Rıza toplumu hakikati söz, eylem, düşünce birliği üzerine inşa edilmiştir. Mansur’un “Enel Hakk” kelamı bilginin kapısıdır. Mansur, kendi farkına varmış, kendisini çözmüş, kendi gayretinin, kendi kelamının sorumluluğunu bilen bir bilgedir. Sözünün gücü hakikati dile getirmesidir. Mansur’a göre “Hak varlığın birliğindeki özdedir. Yane Vahdet -i Vucuttur. Bundan dolayı Hak benim gizli yüzümdür” deyince sırrı ifşa etmiştir. Aslında Abbasilerin iktidar İslamına karşı bir direniş göstermiştir. Alevilerin birçok erkanında, meydan açarken “yedi iklim, dört köşede, on sekiz bin alemde kendini nakşeyleyen, insana bahşeyleyen Hakk’ın adıyla” demeleri Mansur’un ifşa ettiği sırdır. Sır, Mansur’da ifşa olmak istedi. Mansur niye sırrı ifşa etmek istedi? Mansur’un direnişinde ve zihninde, dilinde sır evrende görünür oldu. Evren Mansur’un şahsında insanda görünür oldu. Bundan dolayı “insan mikro evrendir” deniliyor. Bu hakikati Mansur “onun varlığı bana kendisini benim içimde gösterdi ve ben de ona kendi varlığımı gösterdim. Böylece o benim içimde kendini tanıdı” şeklinde dile getirmiştir. Böylelikle “Hak Adem’dedir” söylemi zirveleşti. Mansur, kendisini evrensel oluşla tamamlamıştır.
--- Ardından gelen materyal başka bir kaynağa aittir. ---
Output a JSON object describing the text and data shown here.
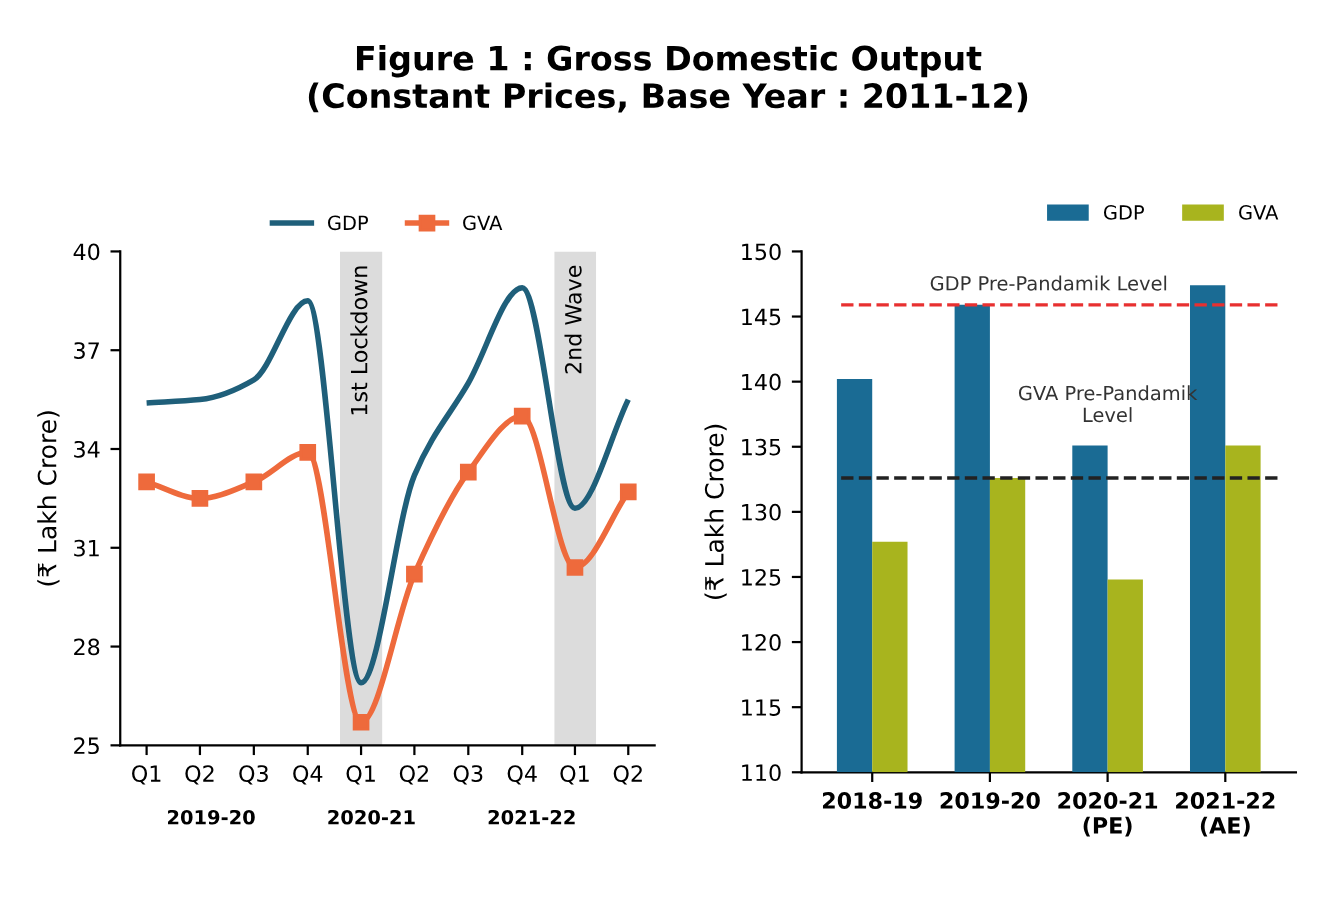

Darağacına götürülürken, asılacak ağaca niyaz oluyor ve “Darağacı bizim için Hakkın Miracıdır” demektedir. Tıpkı bin yıl sonra Sey Rıza’nın yaptığı gibi. Hakikate ve özgür yaşama aşk düzeyinde bağlıdır. Biliyoruz ki; hakikat arayışı içinde olan, yeniyi var eden filozoflar, önderler, peygamberler, bilim insanları, öncüler, veliler, rayberler aynı zamanda büyük inanç sahipleridir, kültürel direniş hattını canlı tutmuş değerlerdir. İnançtan yoksun hakikat ve özgürlük arayışı olur mu? İnanmayan, inandıramaz.
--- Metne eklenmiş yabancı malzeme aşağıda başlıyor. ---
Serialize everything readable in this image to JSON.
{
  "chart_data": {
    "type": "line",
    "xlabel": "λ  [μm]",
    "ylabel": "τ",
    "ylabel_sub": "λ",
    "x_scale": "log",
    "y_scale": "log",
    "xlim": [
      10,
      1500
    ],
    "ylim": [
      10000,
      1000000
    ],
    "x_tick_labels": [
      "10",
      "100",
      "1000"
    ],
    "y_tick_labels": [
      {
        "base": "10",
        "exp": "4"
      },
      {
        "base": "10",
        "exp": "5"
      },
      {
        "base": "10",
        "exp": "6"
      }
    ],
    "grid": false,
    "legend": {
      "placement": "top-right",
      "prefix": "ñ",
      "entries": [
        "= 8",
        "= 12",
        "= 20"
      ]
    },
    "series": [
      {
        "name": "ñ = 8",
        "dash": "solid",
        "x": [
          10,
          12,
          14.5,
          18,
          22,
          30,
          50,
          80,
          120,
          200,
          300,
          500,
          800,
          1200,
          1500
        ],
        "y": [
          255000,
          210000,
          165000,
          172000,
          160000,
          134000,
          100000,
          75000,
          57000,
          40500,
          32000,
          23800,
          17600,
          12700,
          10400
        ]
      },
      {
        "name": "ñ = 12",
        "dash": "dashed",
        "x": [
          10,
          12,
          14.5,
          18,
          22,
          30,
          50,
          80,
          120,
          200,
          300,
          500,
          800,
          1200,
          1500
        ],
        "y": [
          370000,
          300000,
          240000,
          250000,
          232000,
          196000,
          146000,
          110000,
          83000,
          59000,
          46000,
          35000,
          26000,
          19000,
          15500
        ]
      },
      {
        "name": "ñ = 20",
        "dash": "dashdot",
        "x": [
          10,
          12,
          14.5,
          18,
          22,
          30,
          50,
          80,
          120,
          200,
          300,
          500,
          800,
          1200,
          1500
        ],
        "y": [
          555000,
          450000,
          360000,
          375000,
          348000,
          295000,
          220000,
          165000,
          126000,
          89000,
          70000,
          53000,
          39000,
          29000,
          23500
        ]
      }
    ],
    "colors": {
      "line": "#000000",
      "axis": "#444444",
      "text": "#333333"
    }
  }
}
Mansur ê Hallaç’ın “eğer yol hedefe götürmeyecekse o yolda yürümenin anlamı ne?” diyerek o günden bu güne yolumuzu arsıza, hırsıza, nursuza düşürenlere seslenmiştir. Yöntem belirlenirken hedefe ulaşma kaygısı esas alınmalıdır demektedir.
Mansur ê Hallac’ın şahsında, o günden bugüne hakikat ve özgürlük arayışında darağacını Hakkın Miracı olarak gören Serdar olan canların anılarının önünde dardayız. MANSUR Darımız, Xizir kılavuzumuzdur.